Selected readings on US charter schools
Columbia, SC — Thanks to parent advocates’ hard work, S.C. students begin this school year with more choices than ever before. As a parent, a former teacher and the leader of a state and national parent organization, I have rallied alongside other parents all the way from the State House in Columbia to the Capitol in Washington in support of expanded options and fair funding. I feel immense pride at the results of South Carolinians’ hard work.
But I continue to advocate for a permanent funding mechanism that can sustain these options for the long term. Without fixed funding, parents of brick-and-mortar charter and virtual charter school students will be left to wonder from year to year if their child’s school will continue to operate.
We believe that all public school students deserve equitable funding and that our taxpayer dollars should follow our students to their public school of choice, whether that’s a local traditional school, a brick-and-mortar charter or a public virtual charter school. According to the January report from the S.C. Public Charter School District, brick-and-mortar charters receive more than $1,000 more per pupil than their peers in virtual charter schools.
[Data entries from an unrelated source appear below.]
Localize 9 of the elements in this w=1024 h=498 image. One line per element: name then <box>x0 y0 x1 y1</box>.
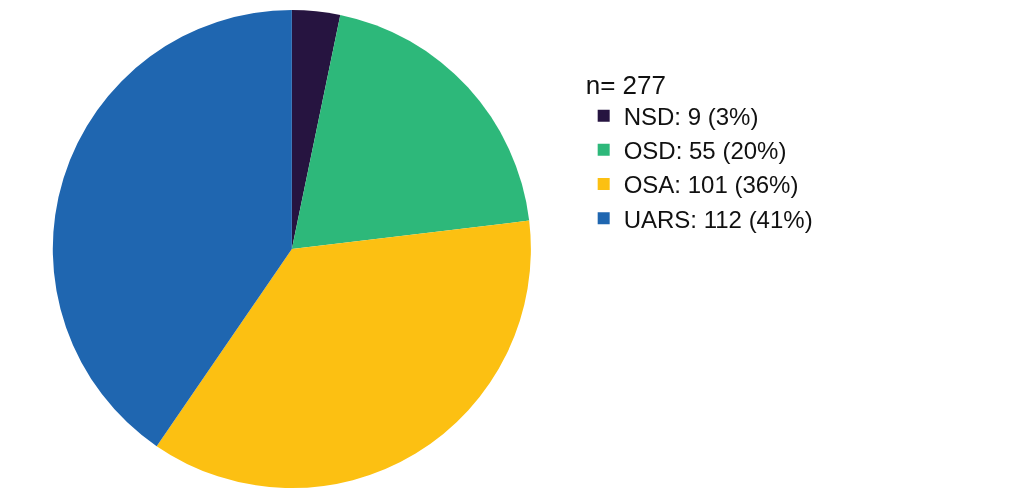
legend-label: UARS: 112 (41%) <box>623 205 813 233</box>
legend-label: OSA: 101 (36%) <box>623 171 799 199</box>
pie-slice <box>53 9 292 447</box>
pie-slice <box>156 220 531 488</box>
legend-label: NSD: 9 (3%) <box>623 103 759 131</box>
pie-slice <box>291 14 530 249</box>
pie-slice <box>291 9 341 249</box>
legend-title: n= 277 <box>585 69 666 100</box>
legend-label: OSD: 55 (20%) <box>623 137 787 165</box>
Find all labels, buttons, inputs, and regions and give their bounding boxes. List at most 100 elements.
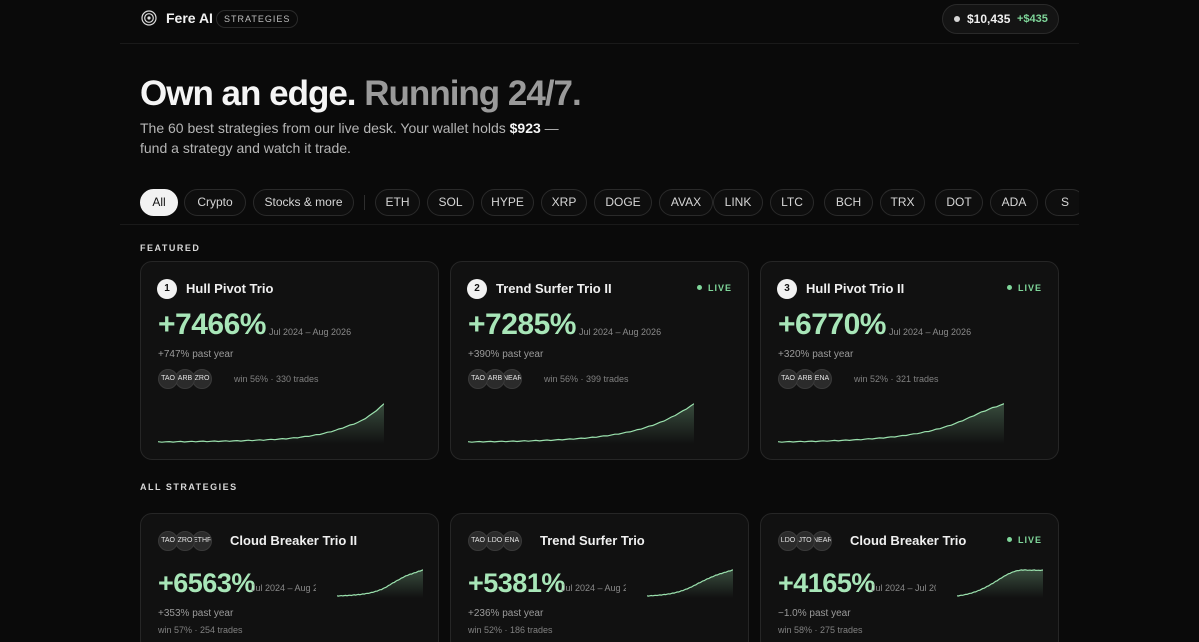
token-badge-arb: ARB <box>795 369 815 389</box>
win-trades-stats: win 56% · 330 trades <box>234 374 319 384</box>
live-indicator: LIVE <box>696 283 732 293</box>
equity-area <box>158 403 384 444</box>
filter-pill-link[interactable]: LINK <box>713 189 763 216</box>
token-stack: TAO ARB ZRO <box>158 369 213 389</box>
token-stack: TAO ARB ENA <box>778 369 833 389</box>
filter-pill-avax[interactable]: AVAX <box>659 189 713 216</box>
wallet-balance-button[interactable]: $10,435 +$435 <box>942 4 1059 34</box>
win-trades-stats: win 58% · 275 trades <box>778 625 863 635</box>
strategy-name[interactable]: Hull Pivot Trio <box>186 281 274 296</box>
brand-name[interactable]: Fere AI <box>166 10 213 26</box>
filter-pill-sol[interactable]: SOL <box>427 189 474 216</box>
token-stack: LDO JTO NEAR <box>778 531 833 551</box>
token-badge-tao: TAO <box>158 531 178 551</box>
token-badge-near: NEAR <box>812 531 832 551</box>
past-year-return: +236% past year <box>468 608 544 619</box>
featured-strategy-card[interactable]: 1 Hull Pivot Trio +7466% Jul 2024 – Aug 202… <box>140 261 439 460</box>
featured-strategy-card[interactable]: 3 Hull Pivot Trio II LIVE +6770% Jul 2024 – … <box>760 261 1059 460</box>
strategy-name[interactable]: Trend Surfer Trio II <box>496 281 612 296</box>
wallet-amount: $923 <box>509 120 541 136</box>
token-badge-ena: ENA <box>812 369 832 389</box>
featured-strategy-card[interactable]: 2 Trend Surfer Trio II LIVE +7285% Jul 2024 … <box>450 261 749 460</box>
live-label: LIVE <box>707 283 732 293</box>
total-return: +7466% <box>158 308 266 341</box>
live-indicator: LIVE <box>1006 535 1042 545</box>
title-part-b: Running 24/7. <box>364 74 581 113</box>
equity-area <box>468 403 694 444</box>
filter-pill-eth[interactable]: ETH <box>375 189 420 216</box>
strategy-name[interactable]: Trend Surfer Trio <box>540 533 645 548</box>
token-badge-zro: ZRO <box>175 531 195 551</box>
date-range: Jul 2024 – Aug 2026 <box>579 327 662 337</box>
filter-pill-dot[interactable]: DOT <box>935 189 983 216</box>
total-return: +7285% <box>468 308 576 341</box>
page-title: Own an edge. Running 24/7. <box>140 74 582 114</box>
date-range: Jul 2024 – Aug 2026 <box>251 583 316 593</box>
rank-badge: 3 <box>777 279 797 299</box>
filter-divider <box>364 195 365 210</box>
equity-line <box>468 403 694 443</box>
equity-sparkline <box>468 403 694 444</box>
strategy-card[interactable]: TAO ZRO ETHFI Cloud Breaker Trio II +6563% Ju… <box>140 513 439 642</box>
strategy-name[interactable]: Hull Pivot Trio II <box>806 281 905 296</box>
live-dot-icon <box>696 285 702 290</box>
equity-line <box>337 569 423 597</box>
filter-pill-bch[interactable]: BCH <box>824 189 873 216</box>
token-badge-near: NEAR <box>502 369 522 389</box>
wallet-status-dot <box>954 16 960 22</box>
token-badge-ethfi: ETHFI <box>192 531 212 551</box>
token-stack: TAO ARB NEAR <box>468 369 523 389</box>
fere-logo-icon[interactable] <box>141 10 157 26</box>
page-subtitle: The 60 best strategies from our live des… <box>140 118 570 158</box>
win-trades-stats: win 56% · 399 trades <box>544 374 629 384</box>
all-strategies-label: ALL STRATEGIES <box>140 482 238 492</box>
token-badge-tao: TAO <box>778 369 798 389</box>
total-return: +6770% <box>778 308 886 341</box>
total-return: +4165% <box>778 568 875 598</box>
filter-pill-stocks-more[interactable]: Stocks & more <box>253 189 354 216</box>
filter-pill-doge[interactable]: DOGE <box>594 189 652 216</box>
live-dot-icon <box>1006 285 1012 290</box>
top-bar: Fere AI STRATEGIES $10,435 +$435 <box>120 0 1079 44</box>
filter-pill-trx[interactable]: TRX <box>880 189 925 216</box>
wallet-balance: $10,435 <box>967 12 1011 26</box>
strategy-card[interactable]: LDO JTO NEAR Cloud Breaker Trio LIVE +4165% Ju… <box>760 513 1059 642</box>
featured-label: FEATURED <box>140 243 201 253</box>
strategy-name[interactable]: Cloud Breaker Trio II <box>230 533 358 548</box>
token-badge-ldo: LDO <box>485 531 505 551</box>
equity-sparkline <box>337 569 423 598</box>
equity-area <box>647 569 733 598</box>
equity-sparkline <box>647 569 733 598</box>
total-return: +6563% <box>158 568 255 598</box>
filter-pill-all[interactable]: All <box>140 189 178 216</box>
live-dot-icon <box>1006 537 1012 542</box>
filter-pill-s[interactable]: S <box>1045 189 1079 216</box>
filter-pill-ltc[interactable]: LTC <box>770 189 814 216</box>
win-trades-stats: win 52% · 321 trades <box>854 374 939 384</box>
filter-divider-line <box>120 224 1079 225</box>
token-badge-arb: ARB <box>485 369 505 389</box>
filter-pill-hype[interactable]: HYPE <box>481 189 534 216</box>
win-trades-stats: win 57% · 254 trades <box>158 625 243 635</box>
date-range: Jul 2024 – Jul 2026 <box>871 583 936 593</box>
token-badge-tao: TAO <box>158 369 178 389</box>
past-year-return: +353% past year <box>158 608 234 619</box>
rank-badge: 2 <box>467 279 487 299</box>
past-year-return: +320% past year <box>778 349 854 360</box>
date-range: Jul 2024 – Aug 2026 <box>889 327 972 337</box>
wallet-gain: +$435 <box>1017 13 1048 25</box>
strategy-card[interactable]: TAO LDO ENA Trend Surfer Trio +5381% Jul 2024… <box>450 513 749 642</box>
filter-pill-crypto[interactable]: Crypto <box>184 189 246 216</box>
filter-pill-ada[interactable]: ADA <box>990 189 1038 216</box>
live-label: LIVE <box>1017 283 1042 293</box>
strategy-name[interactable]: Cloud Breaker Trio <box>850 533 967 548</box>
equity-sparkline <box>778 403 1004 444</box>
past-year-return: +747% past year <box>158 349 234 360</box>
rank-badge: 1 <box>157 279 177 299</box>
token-badge-tao: TAO <box>468 369 488 389</box>
filter-pill-xrp[interactable]: XRP <box>541 189 587 216</box>
title-part-a: Own an edge. <box>140 74 357 113</box>
equity-sparkline <box>158 403 384 444</box>
token-badge-jto: JTO <box>795 531 815 551</box>
equity-line <box>778 403 1004 443</box>
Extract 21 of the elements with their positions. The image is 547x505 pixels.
And that is still almost $2,000 less than traditional brick-and-mortar school students. These numbers simply don’t add up fairly for all students.
Because of demand, we’ve made particular strides in virtual charter schools this year; the new Cyber Academy of South Carolina is poised for an Aug. 21 class start date, joining six existing virtual public charter schools in our state. While I understand that most students succeed in a traditional public school, I applaud state policymakers for accommodating children with diverse needs.
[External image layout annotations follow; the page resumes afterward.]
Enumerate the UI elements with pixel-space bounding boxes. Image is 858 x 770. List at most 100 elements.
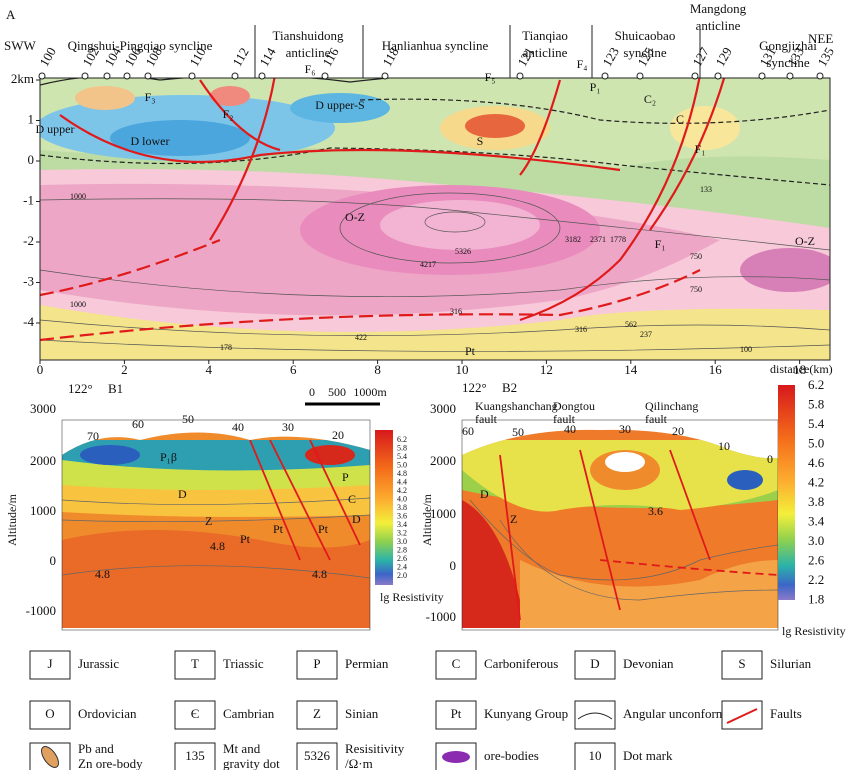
contour-label: 5326 (455, 247, 471, 256)
unit-label: D lower (131, 134, 170, 148)
contour-label: 3182 (565, 235, 581, 244)
legend-symbol: P (313, 656, 320, 671)
gravity-dot (144, 72, 152, 80)
legend-icon (442, 751, 470, 763)
legend-symbol: J (47, 656, 52, 671)
unit-label: P₁β (160, 450, 177, 464)
dot-label: 135 (814, 45, 837, 69)
legend-box (296, 700, 338, 730)
structure-name: syncline (766, 55, 810, 70)
fault-name: fault (645, 412, 668, 426)
x-tick-label: 14 (624, 362, 638, 377)
section-a (40, 78, 830, 360)
legend-label: Pb and Zn ore-body (78, 741, 143, 770)
legend-label: Sinian (345, 706, 379, 721)
unit-label: Z (510, 512, 517, 526)
legend-box (174, 650, 216, 680)
legend-symbol: D (590, 656, 599, 671)
contour-label: 562 (625, 320, 637, 329)
unit-label: 4.8 (312, 567, 327, 581)
unit-label: O-Z (345, 210, 365, 224)
contour-label: 1000 (70, 192, 86, 201)
unit-label: 4.8 (210, 539, 225, 553)
contour-label: 2371 (590, 235, 606, 244)
structure-name: syncline (623, 45, 667, 60)
colorbar (375, 430, 393, 585)
contour-label: 100 (740, 345, 752, 354)
gravity-dot (123, 72, 131, 80)
structure-name: Shuicaobao (615, 28, 676, 43)
frame-b1 (61, 419, 371, 631)
unit-label: F₄ (577, 57, 588, 71)
unit-label: C (676, 112, 684, 126)
legend-symbol: 5326 (304, 748, 331, 763)
dot-label: 114 (256, 45, 279, 69)
panel-label: B1 (108, 381, 123, 396)
contour-label: 316 (575, 325, 587, 334)
y-tick-label: -1000 (426, 609, 456, 624)
dot-mark: 40 (564, 422, 576, 436)
contour-label: 750 (690, 252, 702, 261)
gravity-dot (786, 72, 794, 80)
fault-name: fault (553, 412, 576, 426)
scale-label: 0 (309, 385, 315, 399)
colorbar-tick: 2.0 (397, 571, 407, 580)
gravity-dot (636, 72, 644, 80)
x-tick-label: 6 (290, 362, 297, 377)
colorbar-tick: 3.8 (397, 503, 407, 512)
legend-symbol: Z (313, 706, 321, 721)
unit-label: D (480, 487, 489, 501)
legend-icon (41, 746, 59, 768)
colorbar-title: lg Resistivity (782, 624, 846, 638)
contour-label: 422 (355, 333, 367, 342)
unit-label: D (178, 487, 187, 501)
legend-box (174, 700, 216, 730)
unit-label: F₃ (145, 90, 156, 104)
structure-name: Mangdong (690, 1, 747, 16)
legend-box (174, 742, 216, 770)
legend-box (574, 650, 616, 680)
y-tick-label: 1000 (30, 503, 56, 518)
panel-label: A (6, 7, 16, 22)
legend-label: Dot mark (623, 748, 673, 763)
direction: SWW (4, 38, 37, 53)
legend-symbol: 135 (185, 748, 205, 763)
structure-name: Hanlianhua syncline (382, 38, 489, 53)
unit-label: O-Z (795, 234, 815, 248)
colorbar-tick: 4.2 (397, 486, 407, 495)
x-tick-label: 10 (456, 362, 469, 377)
colorbar-tick: 5.8 (397, 443, 407, 452)
legend-box (574, 700, 616, 730)
unit-label: Z (205, 514, 212, 528)
colorbar-tick: 4.8 (397, 469, 407, 478)
legend-box (574, 742, 616, 770)
legend-box (296, 742, 338, 770)
legend-label: Cambrian (223, 706, 275, 721)
fault-name: fault (475, 412, 498, 426)
unit-label: Pt (240, 532, 251, 546)
colorbar-tick: 3.4 (808, 513, 825, 528)
gravity-dot (321, 72, 329, 80)
legend-symbol: Pt (451, 706, 462, 721)
structure-name: Tianshuidong (272, 28, 344, 43)
dot-mark: 10 (718, 439, 730, 453)
unit-label: F₅ (485, 70, 496, 84)
y-tick-label: 1 (28, 111, 35, 126)
structure-name: Tianqiao (522, 28, 568, 43)
legend-symbol: O (45, 706, 54, 721)
unit-label: F₁ (655, 237, 666, 251)
y-tick-label: 0 (28, 152, 35, 167)
colorbar-tick: 5.0 (397, 460, 407, 469)
dot-mark: 30 (619, 422, 631, 436)
unit-label: 3.6 (648, 504, 663, 518)
gravity-dot (714, 72, 722, 80)
colorbar-tick: 2.8 (397, 545, 407, 554)
colorbar-tick: 5.4 (397, 452, 407, 461)
colorbar-tick: 2.4 (397, 562, 407, 571)
panel-label: B2 (502, 380, 517, 395)
dot-mark: 50 (512, 425, 524, 439)
structure-name: anticline (286, 45, 331, 60)
unit-label: C₂ (644, 92, 656, 106)
legend-label: Triassic (223, 656, 264, 671)
gravity-dot (103, 72, 111, 80)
I say that with no disrespect to our state’s traditional public school system. As a former public school English teacher, I have high regard for the committed professionals who dedicate their days to our state’s future leaders. But I also have considerable insight into the vast range of students who enter public school classrooms and the expanse of variables that influence their learning.
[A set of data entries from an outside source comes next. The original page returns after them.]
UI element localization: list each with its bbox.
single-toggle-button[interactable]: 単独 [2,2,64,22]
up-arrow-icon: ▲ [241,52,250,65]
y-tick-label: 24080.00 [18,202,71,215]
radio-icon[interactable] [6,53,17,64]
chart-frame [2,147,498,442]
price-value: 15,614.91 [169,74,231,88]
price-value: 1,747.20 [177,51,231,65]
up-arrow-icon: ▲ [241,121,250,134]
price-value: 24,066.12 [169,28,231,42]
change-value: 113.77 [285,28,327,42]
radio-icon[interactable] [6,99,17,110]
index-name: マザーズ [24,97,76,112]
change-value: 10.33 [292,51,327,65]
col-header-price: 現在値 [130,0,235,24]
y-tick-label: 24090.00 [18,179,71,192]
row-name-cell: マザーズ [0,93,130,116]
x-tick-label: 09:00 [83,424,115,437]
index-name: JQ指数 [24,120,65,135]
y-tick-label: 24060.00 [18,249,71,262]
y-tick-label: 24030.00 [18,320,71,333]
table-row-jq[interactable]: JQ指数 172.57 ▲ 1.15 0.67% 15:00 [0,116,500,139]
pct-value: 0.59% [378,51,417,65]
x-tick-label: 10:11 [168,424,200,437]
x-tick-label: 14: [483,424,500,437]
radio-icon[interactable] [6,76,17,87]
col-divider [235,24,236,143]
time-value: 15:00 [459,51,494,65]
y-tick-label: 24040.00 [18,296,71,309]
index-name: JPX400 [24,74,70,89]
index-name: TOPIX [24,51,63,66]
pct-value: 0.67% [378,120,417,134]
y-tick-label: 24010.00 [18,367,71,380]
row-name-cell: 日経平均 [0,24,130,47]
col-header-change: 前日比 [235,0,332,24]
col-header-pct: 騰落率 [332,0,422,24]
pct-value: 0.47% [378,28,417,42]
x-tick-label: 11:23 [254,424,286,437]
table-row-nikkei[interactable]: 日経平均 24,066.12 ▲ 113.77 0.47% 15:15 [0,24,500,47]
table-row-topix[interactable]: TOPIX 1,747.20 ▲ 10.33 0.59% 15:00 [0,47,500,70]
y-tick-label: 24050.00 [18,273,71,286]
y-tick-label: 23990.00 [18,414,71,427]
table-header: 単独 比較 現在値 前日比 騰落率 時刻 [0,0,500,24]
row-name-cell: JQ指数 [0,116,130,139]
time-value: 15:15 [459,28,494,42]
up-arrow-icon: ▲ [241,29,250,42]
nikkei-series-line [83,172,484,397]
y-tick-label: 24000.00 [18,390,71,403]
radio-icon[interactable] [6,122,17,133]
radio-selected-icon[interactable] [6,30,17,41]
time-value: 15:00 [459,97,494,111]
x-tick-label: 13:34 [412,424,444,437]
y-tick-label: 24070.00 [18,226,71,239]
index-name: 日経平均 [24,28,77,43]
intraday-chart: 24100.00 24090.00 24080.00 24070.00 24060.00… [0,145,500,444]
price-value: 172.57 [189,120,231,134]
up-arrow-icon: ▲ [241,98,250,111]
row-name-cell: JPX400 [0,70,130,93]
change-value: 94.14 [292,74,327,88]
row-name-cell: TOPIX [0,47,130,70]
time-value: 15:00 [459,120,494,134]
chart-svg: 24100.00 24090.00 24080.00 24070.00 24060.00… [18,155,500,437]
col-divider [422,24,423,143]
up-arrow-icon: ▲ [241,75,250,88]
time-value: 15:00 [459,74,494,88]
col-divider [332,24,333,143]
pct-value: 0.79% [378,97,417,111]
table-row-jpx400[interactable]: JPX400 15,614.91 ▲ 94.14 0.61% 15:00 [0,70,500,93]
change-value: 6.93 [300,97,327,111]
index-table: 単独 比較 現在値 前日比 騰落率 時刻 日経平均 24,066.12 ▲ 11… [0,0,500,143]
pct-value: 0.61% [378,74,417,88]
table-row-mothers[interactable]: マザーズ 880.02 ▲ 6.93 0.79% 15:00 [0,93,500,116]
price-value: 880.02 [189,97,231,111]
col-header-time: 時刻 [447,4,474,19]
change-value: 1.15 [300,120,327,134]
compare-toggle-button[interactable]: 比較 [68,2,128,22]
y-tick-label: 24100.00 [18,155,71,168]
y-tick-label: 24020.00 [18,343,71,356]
The options available today exist largely thanks to our parents, many of whom joined me at an April rally in Columbia with the support of a number of leaders in the State House. We acknowledged these leaders with the Golden Apple award, a symbol of gratitude for their work on behalf of South Carolina public education. We also recognized Gov. Nikki Haley for her support of school options for all students.
I also had the opportunity to lead parents from South Carolina and all across the country as we shared our stories with elected officials and staff at the U.S. Capitol in July. There we were warmly received by Sen. Tim Scott, a steadfast advocate for education choice. While many new members of Congress must make early decisions on what issues they are going to make priorities, Sen. Scott demonstrated that he is making S.C. students a top priority. We hope his leadership on this issue will help students across the country who will benefit from more school choice.
I am first and foremost a South Carolinian, but serving as the national board president for PublicSchoolOptions.org gives me empathy for students throughout our country. I think specifically of a recent National Alliance for Public Charter Schools study, which reported that nearly one million students nationwide are on a waiting list to attend a public charter school. While these children wait, their education suffers.
As the first day of school approaches, my hope is focused on S.C. students, both those who explore a new public school option and those who return to the option they’ve found and enjoy. Each reminds me of the importance of choice and the power of parent voices. I wish them all good luck in the new school year.